I wonder if there's an opportunity here for someone to snag a domain such as oldreadit.com (it's available right now) and set up shop, ready to offer disgruntled old.reddit.com users a new home when it's inevitably turned down/broken further -- or earlier.
Perhaps use Lemmy, which is trying to evolve into a distributed (federated) architecture:
The gimmicky name would not be needed, of course, if somehow the old.reddit.com community could use some decision making tool to agree on which alternate reddit implementation/domain to settle upon. Is someone working on solving this coordination problem?
The absence of a reddit competitor on the open internet despite reddit's flaws suggests that the technically advanced users have already reassembled somewhere on an .onion domain.

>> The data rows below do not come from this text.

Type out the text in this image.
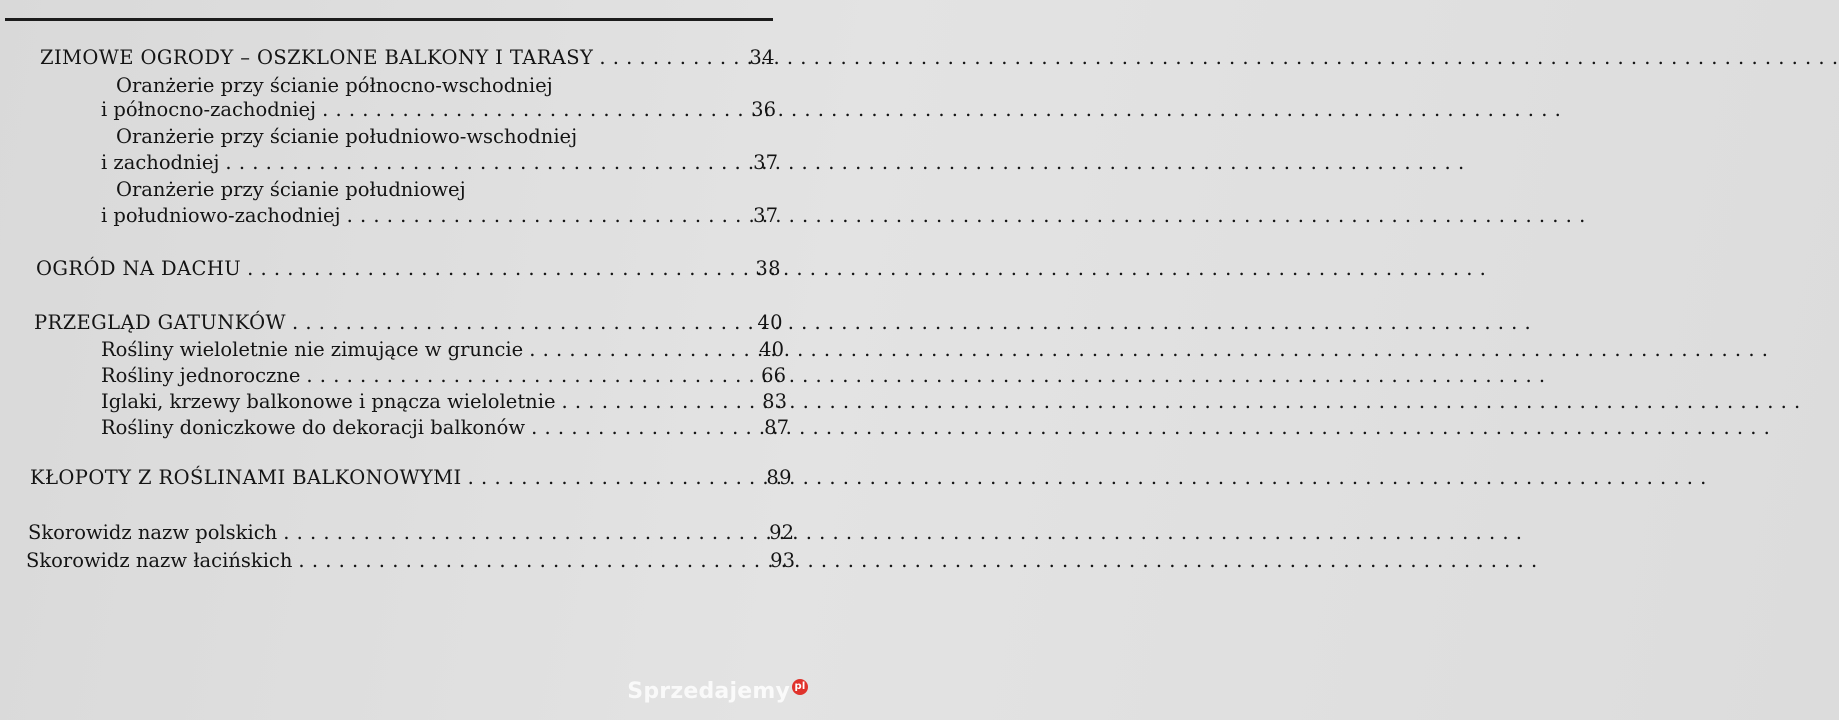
ZIMOWE OGRODY – OSZKLONE BALKONY I TARASY . . .	34
Oranżerie przy ścianie północno-wschodniej
i północno-zachodniej . . .	36
Oranżerie przy ścianie południowo-wschodniej
i zachodniej . . .	37
Oranżerie przy ścianie południowej
i południowo-zachodniej . . .	37
OGRÓD NA DACHU . . .	38
PRZEGLĄD GATUNKÓW . . .	40
Rośliny wieloletnie nie zimujące w gruncie . . .	40
Rośliny jednoroczne . . .	66
Iglaki, krzewy balkonowe i pnącza wieloletnie . . .	83
Rośliny doniczkowe do dekoracji balkonów . . .	87
KŁOPOTY Z ROŚLINAMI BALKONOWYMI . . .	89
Skorowidz nazw polskich . . .	92
Skorowidz nazw łacińskich . . .	93
Sprzedajemy pl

If the old.reddit.com users had the means to start something new, they would have done it a long time ago.
I very much doubt the conclusion that a lack of clearnet alternative means people have assembled on TOR. That's ludicrous honestly.
There have been a number of reddit alternatives over the years, typically the result of some act of over-moderation that drives angry people to alternatives. These always become cesspools of hate & racism because they advertise as 'free speech' alternatives (due to swinging too far in the opposite direction that drove people there in the first place).
I think most people who want to use the old interface are simply just using the old interface. Until they completely drop it I don't think that will change. Because anyone can start a reddit clone but it's useless until you can convince a mass amount of users to switch & stay there, which is extremely difficult.
Perhaps use Lemmy, which is trying to evolve into a distributed (federated) architecture:
https://github.com/LemmyNet/lemmy
The gimmicky name would not be needed, of course, if somehow the old.reddit.com community could use some decision making tool to agree on which alternate reddit implementation/domain to settle upon. Is someone working on solving this coordination problem?